In fuel combusting engines, particularly those of the internal combustion type using a liquid fuel such as gasoline or diesel oil, it is known that filtering of the circulating lubricating oil does not remove liquid contaminants from the oil. These liquid contaminants substantially comprise relatively low boiling condensates, especially water, whose presence in the oil causes engine corrosion and wear.
Lubricating oil reconditioning systems that remove such liquid contaminants from circulating engine lubricating oil have previously been proposed for use in association with operating fuel combusting engines. Such prior art systems suffer from various disadvantages so that typically they are not energy-efficient, and not highly effective.
For example, in the prior art, a filter assembly is commonly located below a vaporization chamber in an oil heating device, thereby relying on pressure for the oil to enter the chamber. Thus, prior art devices inject oil under pressure into the chamber making it difficult if not impossible to achieve a sustained thin film for impurity vaporization purposes. Additionally, variations in oil pressure due to changes in engine rpm vary the amounts of oil that are input into the chamber further reducing the effectiveness of the device.
Menyhert U.S. Pat. No. 5,198,104, for example, discloses a device for removing volatile components from oil in which the oil is filtered before being subjected to a volatilization procedure using a heated plate with multiple protrusions.

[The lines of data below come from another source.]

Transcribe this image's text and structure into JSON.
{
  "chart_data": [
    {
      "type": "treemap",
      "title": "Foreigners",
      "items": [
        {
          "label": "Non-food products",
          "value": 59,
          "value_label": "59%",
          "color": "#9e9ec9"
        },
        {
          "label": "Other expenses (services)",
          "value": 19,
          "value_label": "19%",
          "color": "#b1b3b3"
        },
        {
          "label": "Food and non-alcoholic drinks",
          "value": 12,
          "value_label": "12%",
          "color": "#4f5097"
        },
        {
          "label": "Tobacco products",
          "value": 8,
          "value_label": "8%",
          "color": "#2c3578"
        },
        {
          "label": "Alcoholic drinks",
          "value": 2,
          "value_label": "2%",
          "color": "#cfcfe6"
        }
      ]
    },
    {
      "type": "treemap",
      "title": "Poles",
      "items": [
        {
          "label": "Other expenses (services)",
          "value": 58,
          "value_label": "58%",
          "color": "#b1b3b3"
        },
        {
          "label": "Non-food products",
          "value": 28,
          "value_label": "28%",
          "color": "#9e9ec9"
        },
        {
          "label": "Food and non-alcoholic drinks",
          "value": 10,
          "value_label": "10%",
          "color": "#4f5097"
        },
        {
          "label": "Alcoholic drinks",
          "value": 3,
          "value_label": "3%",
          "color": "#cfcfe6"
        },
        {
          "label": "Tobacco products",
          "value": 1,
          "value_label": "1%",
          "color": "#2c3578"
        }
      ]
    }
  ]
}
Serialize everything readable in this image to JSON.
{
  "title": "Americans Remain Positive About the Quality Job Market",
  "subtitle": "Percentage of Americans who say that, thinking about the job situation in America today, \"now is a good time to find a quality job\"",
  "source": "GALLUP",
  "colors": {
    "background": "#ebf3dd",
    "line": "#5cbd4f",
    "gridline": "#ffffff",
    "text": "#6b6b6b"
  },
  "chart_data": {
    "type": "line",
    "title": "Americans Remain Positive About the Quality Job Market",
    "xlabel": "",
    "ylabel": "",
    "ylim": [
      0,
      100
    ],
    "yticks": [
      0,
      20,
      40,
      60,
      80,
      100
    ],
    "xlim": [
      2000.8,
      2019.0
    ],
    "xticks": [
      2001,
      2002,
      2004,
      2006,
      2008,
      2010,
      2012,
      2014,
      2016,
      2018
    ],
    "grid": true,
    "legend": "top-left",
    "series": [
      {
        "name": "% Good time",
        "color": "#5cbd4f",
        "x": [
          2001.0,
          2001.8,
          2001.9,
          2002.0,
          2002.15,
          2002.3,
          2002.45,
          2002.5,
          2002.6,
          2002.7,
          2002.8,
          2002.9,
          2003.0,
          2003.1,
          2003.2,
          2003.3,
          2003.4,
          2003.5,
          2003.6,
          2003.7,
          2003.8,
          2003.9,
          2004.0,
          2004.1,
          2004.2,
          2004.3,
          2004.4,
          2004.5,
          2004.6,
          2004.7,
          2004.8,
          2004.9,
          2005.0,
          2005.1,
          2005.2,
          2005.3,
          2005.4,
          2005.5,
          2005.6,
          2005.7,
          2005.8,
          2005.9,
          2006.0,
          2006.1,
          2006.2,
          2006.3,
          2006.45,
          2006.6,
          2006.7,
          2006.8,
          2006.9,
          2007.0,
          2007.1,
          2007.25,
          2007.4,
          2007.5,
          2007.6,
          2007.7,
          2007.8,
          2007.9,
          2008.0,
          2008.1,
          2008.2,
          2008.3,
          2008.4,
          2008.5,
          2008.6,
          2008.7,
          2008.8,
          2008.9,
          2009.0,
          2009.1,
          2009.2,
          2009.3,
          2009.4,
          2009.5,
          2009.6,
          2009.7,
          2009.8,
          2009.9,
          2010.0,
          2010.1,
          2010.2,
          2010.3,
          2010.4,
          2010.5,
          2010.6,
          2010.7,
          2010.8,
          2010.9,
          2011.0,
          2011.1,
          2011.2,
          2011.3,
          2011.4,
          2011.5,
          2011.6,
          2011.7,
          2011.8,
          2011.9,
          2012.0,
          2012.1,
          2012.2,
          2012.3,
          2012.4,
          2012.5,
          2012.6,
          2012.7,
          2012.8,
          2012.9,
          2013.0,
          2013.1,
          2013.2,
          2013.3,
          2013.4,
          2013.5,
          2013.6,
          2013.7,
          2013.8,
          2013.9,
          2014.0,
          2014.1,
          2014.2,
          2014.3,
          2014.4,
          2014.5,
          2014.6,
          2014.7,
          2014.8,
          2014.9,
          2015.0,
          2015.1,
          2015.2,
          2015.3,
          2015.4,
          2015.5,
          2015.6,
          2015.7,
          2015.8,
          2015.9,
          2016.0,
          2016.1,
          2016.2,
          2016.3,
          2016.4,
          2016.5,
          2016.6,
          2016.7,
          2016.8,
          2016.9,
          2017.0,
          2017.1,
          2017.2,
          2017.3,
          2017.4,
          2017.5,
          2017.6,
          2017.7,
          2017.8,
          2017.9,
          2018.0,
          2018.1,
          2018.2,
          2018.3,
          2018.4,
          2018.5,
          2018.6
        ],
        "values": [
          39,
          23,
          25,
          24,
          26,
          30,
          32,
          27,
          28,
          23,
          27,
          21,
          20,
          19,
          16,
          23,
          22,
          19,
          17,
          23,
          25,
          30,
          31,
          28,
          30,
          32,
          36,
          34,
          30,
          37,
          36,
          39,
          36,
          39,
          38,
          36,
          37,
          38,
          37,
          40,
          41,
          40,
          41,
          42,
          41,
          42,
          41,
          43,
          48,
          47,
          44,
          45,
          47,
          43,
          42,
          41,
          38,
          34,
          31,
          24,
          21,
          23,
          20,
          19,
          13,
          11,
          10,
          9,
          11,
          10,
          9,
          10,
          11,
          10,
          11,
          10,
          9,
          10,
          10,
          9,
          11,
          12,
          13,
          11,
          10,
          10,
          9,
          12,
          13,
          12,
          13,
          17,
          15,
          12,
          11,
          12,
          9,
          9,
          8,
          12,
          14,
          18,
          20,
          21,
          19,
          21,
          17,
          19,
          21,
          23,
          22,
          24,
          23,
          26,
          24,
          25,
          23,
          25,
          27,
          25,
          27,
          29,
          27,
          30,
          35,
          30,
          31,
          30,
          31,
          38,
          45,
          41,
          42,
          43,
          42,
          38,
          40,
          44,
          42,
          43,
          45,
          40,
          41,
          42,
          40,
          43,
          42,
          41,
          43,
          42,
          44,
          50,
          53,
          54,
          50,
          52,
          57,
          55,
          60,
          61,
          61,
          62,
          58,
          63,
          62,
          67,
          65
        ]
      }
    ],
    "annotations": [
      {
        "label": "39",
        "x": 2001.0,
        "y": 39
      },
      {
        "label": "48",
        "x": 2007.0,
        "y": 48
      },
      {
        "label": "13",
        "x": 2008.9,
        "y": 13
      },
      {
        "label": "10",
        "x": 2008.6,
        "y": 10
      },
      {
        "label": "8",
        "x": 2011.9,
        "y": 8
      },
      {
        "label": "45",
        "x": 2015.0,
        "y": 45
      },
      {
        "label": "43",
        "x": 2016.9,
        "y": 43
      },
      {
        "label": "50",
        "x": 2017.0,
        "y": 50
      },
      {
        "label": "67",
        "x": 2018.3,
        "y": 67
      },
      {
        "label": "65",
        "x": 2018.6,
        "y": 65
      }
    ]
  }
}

However, in such a device, the filter is positioned below the volatilization chamber so that oil accumulates in the filter and is wasted during a filter change.
In Menyhert, a cartridge-type heater is used which characteristically does not distribute heat evenly to the vaporizing surfaces. Also, such a heater must be partially exposed to the outside elements, thereby increasing the likelihood of heater failure due to shorts and corrosion.
Also, although Menyhert alleges that his "walls" maintain a thin film in conjunction with a swivel mount, since oil is fed under pressure into his chamber, it will spray and so the swivel mount is not effective for heavy duty use which requires strong stationary mounts. Also, his swivel mount places undue stresses on the inlet and outlet hoses and fittings. The only vaporizing surface in Menyhert is the centermost wall. The oil pools (collects) in the valleys of the concentric wall members and does not travel in a thin film. Since the oil enters under pressure, the oil, under increased pressure, sprays into the chamber and misses the first vaporizing wall surface. Menyhert cannot maintain a uniform thin oil layer during the volatilization procedure.
In addition, for Menyhert to achieve a correct seal between his oil inlet and filter, the filter and the evaporator plate, and the cap and the outer canister, great effort must be extended to adjust and readjust the tension on the clamps and adjustable threaded center post. This leads to the generally unacceptable result of oil leaking through the seals and not being processed completely.
For another example, in Engel U.S. Pat. No. 4,289,583, a heater post must contact the evaporator plate and transmit heat to the wall surfaces. This is a highly inefficient arrangement. Also, Engel '583 has the same spray introduction and uniform oil volatilization problems as Menyhert and other prior art heated plate pressure fed systems. The techniques taught for connecting and sealing the cap to the outer canister with bolts causes the bolt ears and castings to break under undue stress, thus causing major leaks.
So far as is now known, no one has previously developed a lubricating oil reconditioning system wherein the oil is first filtered and then passed as a thin film over a heated, generally dome-configured platen using gravity as a primary means for controlling oil flow over the platen.